Pencarian yang dilakukan tidaklah mudah. Tim SAR mengerahkan tiga unit SRU (Search and Rescue Unit) air untuk menyisir sungai sejauh satu kilometer dari lokasi kejadian. Mereka menggunakan perahu rafting dan metode susur sungai, melawan kondisi arus yang deras dan air yang berlumpur. Tak hanya tim profesional, solidaritas dari masyarakat setempat juga menjadi kekuatan utama. Warga ikut membantu memantau dari darat, menunjukkan kepedulian yang mendalam.
Pada Jumat (22/8/2025) pagi, sekitar pukul 10.08 WIB, titik terang itu akhirnya datang.
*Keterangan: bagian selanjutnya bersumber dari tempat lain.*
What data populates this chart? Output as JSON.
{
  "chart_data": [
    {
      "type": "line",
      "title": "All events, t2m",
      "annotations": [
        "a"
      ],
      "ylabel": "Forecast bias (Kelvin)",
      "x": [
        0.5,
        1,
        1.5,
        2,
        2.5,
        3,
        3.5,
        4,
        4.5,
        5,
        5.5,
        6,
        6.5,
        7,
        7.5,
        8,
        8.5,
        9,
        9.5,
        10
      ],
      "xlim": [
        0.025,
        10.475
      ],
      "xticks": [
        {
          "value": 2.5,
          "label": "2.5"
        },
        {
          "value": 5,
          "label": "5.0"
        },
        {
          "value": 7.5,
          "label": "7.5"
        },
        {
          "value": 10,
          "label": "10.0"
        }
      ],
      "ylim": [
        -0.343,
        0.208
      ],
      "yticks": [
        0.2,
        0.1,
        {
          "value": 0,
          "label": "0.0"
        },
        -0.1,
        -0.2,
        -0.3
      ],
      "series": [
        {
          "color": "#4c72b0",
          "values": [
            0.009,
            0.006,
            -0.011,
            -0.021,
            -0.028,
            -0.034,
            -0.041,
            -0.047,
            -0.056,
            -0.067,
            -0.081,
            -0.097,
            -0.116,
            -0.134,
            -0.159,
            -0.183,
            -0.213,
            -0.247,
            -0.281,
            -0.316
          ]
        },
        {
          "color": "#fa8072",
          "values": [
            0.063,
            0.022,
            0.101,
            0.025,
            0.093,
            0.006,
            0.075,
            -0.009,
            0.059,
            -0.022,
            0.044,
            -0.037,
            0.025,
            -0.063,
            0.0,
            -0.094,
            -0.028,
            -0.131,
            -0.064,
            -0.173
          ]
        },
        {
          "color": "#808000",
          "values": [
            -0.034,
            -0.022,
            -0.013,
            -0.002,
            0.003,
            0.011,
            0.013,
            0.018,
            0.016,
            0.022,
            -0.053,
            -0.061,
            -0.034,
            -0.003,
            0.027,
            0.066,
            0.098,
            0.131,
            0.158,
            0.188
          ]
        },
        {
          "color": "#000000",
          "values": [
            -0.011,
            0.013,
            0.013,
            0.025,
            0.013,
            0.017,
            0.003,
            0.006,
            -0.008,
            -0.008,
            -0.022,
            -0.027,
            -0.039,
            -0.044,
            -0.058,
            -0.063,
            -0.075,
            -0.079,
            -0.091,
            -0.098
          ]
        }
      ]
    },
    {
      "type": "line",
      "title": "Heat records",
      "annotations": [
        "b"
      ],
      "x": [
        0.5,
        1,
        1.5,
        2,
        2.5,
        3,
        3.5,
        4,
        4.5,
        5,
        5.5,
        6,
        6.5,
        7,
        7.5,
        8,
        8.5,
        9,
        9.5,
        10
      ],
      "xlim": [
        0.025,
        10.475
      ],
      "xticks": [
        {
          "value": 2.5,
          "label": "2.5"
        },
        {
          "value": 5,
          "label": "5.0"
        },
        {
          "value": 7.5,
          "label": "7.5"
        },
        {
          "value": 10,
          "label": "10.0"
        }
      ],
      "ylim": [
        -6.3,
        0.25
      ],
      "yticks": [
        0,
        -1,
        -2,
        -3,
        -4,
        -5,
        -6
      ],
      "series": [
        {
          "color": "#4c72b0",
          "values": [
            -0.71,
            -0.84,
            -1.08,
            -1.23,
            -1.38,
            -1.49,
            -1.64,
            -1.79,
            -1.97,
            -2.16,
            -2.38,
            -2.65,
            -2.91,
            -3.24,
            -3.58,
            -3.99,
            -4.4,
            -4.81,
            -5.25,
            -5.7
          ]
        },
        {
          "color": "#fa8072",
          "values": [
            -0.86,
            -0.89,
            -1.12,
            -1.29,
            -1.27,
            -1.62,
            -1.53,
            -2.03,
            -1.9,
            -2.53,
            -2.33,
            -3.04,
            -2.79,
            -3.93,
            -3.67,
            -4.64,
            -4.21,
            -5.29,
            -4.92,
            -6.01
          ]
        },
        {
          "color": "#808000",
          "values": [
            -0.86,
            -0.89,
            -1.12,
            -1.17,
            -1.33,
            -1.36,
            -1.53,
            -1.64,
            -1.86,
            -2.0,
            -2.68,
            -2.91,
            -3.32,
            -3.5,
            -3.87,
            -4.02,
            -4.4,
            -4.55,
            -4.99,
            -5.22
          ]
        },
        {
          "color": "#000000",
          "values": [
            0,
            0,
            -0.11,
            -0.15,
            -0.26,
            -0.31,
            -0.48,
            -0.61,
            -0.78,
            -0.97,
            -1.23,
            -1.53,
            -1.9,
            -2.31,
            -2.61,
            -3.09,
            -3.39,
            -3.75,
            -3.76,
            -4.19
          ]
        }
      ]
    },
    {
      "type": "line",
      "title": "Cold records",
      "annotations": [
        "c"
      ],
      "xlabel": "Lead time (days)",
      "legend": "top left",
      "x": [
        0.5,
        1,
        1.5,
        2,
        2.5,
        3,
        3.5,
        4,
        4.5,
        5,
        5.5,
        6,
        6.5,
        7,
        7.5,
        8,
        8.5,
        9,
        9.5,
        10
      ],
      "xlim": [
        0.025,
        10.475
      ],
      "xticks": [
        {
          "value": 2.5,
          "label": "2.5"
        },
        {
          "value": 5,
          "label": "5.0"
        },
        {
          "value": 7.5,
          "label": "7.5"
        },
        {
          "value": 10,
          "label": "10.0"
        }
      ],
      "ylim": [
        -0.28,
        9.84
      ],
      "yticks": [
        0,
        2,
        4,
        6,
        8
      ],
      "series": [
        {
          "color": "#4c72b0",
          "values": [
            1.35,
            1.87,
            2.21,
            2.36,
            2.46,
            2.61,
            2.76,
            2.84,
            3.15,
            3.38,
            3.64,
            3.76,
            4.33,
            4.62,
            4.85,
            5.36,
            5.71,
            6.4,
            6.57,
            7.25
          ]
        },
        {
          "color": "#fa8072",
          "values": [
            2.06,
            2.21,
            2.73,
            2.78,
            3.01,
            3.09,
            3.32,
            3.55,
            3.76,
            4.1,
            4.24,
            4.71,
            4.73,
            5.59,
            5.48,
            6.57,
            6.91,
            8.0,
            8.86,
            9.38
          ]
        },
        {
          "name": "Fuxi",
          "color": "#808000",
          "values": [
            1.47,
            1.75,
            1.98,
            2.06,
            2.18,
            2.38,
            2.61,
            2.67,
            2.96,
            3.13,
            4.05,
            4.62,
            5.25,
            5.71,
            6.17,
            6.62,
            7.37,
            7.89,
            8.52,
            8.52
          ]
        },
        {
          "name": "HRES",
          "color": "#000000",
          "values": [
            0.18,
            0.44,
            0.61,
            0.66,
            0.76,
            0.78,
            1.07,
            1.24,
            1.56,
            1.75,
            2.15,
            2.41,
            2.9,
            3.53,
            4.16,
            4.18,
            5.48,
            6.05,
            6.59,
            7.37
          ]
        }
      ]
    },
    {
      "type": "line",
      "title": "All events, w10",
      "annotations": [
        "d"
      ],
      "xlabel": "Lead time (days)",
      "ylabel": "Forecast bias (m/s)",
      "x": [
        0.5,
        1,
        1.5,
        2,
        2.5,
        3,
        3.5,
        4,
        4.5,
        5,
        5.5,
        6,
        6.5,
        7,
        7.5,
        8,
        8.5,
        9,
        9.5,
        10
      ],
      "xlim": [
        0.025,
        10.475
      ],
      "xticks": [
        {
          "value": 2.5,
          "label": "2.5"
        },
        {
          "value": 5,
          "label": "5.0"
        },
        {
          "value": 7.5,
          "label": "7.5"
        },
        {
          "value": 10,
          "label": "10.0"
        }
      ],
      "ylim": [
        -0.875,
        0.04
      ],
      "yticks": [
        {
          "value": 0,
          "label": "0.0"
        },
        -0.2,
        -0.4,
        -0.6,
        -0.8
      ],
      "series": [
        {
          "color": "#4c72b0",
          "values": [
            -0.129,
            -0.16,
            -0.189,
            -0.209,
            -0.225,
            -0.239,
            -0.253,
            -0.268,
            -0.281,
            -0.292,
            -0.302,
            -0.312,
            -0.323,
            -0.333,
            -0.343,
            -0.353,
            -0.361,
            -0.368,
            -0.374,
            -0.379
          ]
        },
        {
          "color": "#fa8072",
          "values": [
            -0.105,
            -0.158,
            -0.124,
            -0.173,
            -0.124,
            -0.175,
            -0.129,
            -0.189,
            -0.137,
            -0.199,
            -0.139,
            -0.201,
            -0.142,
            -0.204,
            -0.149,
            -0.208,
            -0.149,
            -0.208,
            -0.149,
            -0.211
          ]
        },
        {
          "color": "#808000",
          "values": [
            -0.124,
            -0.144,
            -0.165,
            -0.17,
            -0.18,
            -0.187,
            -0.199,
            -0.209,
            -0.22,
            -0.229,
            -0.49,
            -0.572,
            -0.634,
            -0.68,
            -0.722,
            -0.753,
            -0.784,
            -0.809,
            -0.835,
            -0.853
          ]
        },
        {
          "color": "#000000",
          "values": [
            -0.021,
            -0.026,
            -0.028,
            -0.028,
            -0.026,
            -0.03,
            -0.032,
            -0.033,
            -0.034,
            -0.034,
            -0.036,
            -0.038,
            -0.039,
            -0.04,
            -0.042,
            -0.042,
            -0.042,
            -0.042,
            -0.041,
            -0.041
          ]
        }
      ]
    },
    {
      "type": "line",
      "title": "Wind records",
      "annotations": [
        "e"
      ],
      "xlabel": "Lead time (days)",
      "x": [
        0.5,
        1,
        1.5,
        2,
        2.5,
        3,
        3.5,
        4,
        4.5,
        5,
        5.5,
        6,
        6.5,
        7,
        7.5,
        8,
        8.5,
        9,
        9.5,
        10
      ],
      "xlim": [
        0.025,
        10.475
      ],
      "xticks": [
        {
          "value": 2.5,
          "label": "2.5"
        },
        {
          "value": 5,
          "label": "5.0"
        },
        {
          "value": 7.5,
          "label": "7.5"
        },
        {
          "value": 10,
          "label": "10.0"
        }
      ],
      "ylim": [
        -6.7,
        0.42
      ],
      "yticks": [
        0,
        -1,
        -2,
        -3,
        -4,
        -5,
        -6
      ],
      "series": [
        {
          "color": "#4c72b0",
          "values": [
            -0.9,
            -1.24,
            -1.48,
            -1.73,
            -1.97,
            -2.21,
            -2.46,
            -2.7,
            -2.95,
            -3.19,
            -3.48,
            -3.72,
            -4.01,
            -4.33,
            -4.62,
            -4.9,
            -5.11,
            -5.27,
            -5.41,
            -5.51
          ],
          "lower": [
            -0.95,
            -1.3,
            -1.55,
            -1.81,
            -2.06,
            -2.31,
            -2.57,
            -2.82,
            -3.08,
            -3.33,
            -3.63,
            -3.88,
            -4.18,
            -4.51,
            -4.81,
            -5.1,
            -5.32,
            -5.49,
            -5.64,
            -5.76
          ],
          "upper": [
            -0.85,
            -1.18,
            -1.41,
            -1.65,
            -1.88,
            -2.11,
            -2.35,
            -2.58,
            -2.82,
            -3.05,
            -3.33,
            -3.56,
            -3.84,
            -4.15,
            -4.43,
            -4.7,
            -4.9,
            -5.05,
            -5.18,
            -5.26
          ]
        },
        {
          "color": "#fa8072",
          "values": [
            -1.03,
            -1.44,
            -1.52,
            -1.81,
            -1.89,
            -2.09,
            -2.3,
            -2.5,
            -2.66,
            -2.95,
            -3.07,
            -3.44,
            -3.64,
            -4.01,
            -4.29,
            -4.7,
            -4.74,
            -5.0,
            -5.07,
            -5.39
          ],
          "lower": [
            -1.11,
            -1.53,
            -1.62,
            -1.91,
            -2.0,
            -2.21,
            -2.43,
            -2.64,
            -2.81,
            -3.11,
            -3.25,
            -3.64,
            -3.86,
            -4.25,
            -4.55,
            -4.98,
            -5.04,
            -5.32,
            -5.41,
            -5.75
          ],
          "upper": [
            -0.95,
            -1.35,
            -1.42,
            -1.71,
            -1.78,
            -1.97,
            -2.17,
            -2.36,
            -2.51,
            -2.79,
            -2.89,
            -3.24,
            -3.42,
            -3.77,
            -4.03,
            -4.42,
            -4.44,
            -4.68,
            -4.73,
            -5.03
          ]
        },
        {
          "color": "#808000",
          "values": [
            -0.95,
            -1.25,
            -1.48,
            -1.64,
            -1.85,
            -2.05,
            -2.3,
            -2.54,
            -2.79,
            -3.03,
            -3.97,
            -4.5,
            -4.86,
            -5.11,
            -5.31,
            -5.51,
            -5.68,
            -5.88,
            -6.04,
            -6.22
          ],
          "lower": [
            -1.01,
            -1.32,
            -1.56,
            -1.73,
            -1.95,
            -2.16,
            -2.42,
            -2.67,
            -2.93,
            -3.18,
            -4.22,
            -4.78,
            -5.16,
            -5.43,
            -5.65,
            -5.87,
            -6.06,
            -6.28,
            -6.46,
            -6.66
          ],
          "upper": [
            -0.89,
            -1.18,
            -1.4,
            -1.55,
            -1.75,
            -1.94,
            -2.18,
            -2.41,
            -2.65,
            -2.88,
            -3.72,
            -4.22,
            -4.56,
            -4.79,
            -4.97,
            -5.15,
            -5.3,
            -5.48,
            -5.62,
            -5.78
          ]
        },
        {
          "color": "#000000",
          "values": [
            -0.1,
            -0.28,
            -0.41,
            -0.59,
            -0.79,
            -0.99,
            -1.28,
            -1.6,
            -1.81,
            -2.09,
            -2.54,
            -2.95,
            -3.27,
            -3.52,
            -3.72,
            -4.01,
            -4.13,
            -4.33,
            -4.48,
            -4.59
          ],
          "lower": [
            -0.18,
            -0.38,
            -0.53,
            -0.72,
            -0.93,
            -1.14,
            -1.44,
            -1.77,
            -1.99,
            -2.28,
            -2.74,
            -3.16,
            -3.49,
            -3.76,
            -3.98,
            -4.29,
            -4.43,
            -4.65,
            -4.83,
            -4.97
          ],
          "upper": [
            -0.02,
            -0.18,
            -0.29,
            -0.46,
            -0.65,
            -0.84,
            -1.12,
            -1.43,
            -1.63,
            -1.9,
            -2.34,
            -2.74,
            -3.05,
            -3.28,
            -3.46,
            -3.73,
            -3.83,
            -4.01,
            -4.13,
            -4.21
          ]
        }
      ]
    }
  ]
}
Tim SAR berhasil menemukan jenazah Adzriel. Dengan hati-hati, jenazah dievakuasi dan segera dibawa menuju rumah duka. Tangis haru dan kesedihan yang mendalam menyambut kedatangan Adzriel, mengakhiri pencarian yang panjang dan melelahkan.
Kepala Kantor SAR Surabaya, Nanang Sigit P.H., menyampaikan apresiasi setinggi-tingginya kepada semua pihak yang terlibat dalam operasi ini. “Kami sangat berterima kasih atas bantuan dan dukungan dari semua pihak yang terlibat, termasuk warga sekitar sungai yang turut membantu memantau,” ujarnya, menegaskan betapa pentingnya kerja sama dalam misi kemanusiaan seperti ini.